Many married couples are leaving retirement money on the table, according to a new working paper, and those in marriages with signs of trouble are most at risk.
The analysis, conducted by researchers from MIT, Yale University, and the US Treasury and not yet peer-reviewed, found that 24% of married couples fail to allocate funds to the spouse with the highest employer match rate. Four years on, half of those couples are still making that mistake.
The couples who came up short on five metrics gauging marital commitment were more likely to make those poor allocations.
The findings underscore how important it is for couples to compare their workplace benefits offerings every year and maximize their retirement savings.
“By the time you get to retirement, it's too late to rectify any mistakes,” Cormac O’Dea, an assistant professor at the Yale University Economics Department and one of the study’s authors, told Yahoo Finance.
“In a sense, it's not something where you get immediate feedback on are you saving effectively,” O’Dea said. “So this is a big financial decision.

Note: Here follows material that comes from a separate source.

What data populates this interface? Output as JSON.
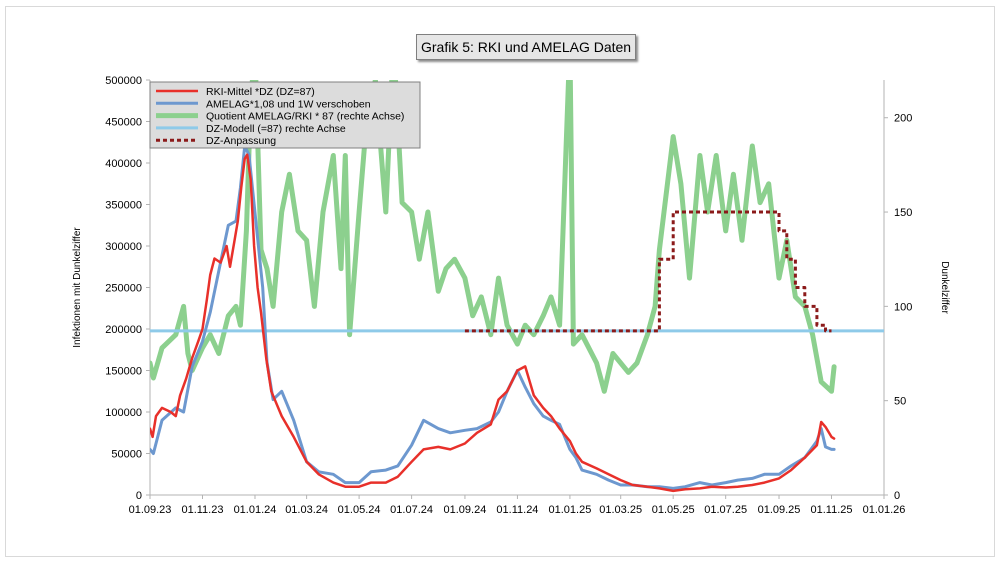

And so getting it wrong can be quite costly for your living standards in retirement.”
‘Meaningful change to your retirement preparedness’

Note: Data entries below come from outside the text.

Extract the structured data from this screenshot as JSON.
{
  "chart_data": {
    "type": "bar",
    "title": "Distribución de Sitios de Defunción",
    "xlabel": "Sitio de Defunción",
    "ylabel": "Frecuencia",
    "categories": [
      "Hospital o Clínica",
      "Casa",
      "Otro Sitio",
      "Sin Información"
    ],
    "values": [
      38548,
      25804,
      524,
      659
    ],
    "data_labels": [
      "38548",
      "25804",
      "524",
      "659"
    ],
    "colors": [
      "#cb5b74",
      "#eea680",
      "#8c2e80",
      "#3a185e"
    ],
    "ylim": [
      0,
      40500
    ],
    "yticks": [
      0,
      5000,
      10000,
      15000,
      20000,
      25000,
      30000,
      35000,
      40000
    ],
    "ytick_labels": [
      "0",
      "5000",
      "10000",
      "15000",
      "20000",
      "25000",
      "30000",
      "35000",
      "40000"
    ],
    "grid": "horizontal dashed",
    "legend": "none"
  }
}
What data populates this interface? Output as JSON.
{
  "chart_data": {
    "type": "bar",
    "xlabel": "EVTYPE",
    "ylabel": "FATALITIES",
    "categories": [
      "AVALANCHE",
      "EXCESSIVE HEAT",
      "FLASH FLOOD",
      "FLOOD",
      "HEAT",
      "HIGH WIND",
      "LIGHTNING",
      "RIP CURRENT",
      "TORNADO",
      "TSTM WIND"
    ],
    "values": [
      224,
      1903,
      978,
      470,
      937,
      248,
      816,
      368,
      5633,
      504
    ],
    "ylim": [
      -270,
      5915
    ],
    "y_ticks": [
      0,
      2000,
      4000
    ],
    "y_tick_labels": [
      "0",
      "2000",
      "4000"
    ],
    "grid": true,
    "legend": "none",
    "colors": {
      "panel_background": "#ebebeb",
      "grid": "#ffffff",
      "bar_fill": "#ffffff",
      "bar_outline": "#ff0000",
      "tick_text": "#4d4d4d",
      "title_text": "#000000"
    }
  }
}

The study, funded by the Retirement and Disability Research Consortium and the Yale Economics Tobin Center for Economic Policy, used regulatory filings from 6,000 retirement plans covering over 44 million employees. According to the study, the researchers specifically drew data from individuals’ tax returns and employer W-2 forms.
The analysis found that couples with poor retirement allocations left roughly $700 on the table per year. While that doesn’t sound like much, “over time that could have pretty significant effects on wealth at retirement,” Taha Choukhmane, who teaches at MIT and one of the study’s authors, told Yahoo Finance.
“Getting an extra $700 from the employer in your 401(k) with compound interest can really create meaningful change to your retirement preparedness,” Choukmane said.
For instance, if you contribute $700 a year to your 401(k) — or about $58 a month — you will make over $46,000 over 30 years at a 5% annual return rate, according to a government compound interest calculator.
Couples can save that money by simply moving money away from one account with a lower employer match rate to the one with the higher match rate.
“That means you don't need to cut on your spending. You can go to the restaurant as frequently as before,” said Choukmane. “But simply changing the location of your saving from the savings of the spouse with a lower incentive to the account of the spouse with a higher match rate can raise the contribution you get from your employer.”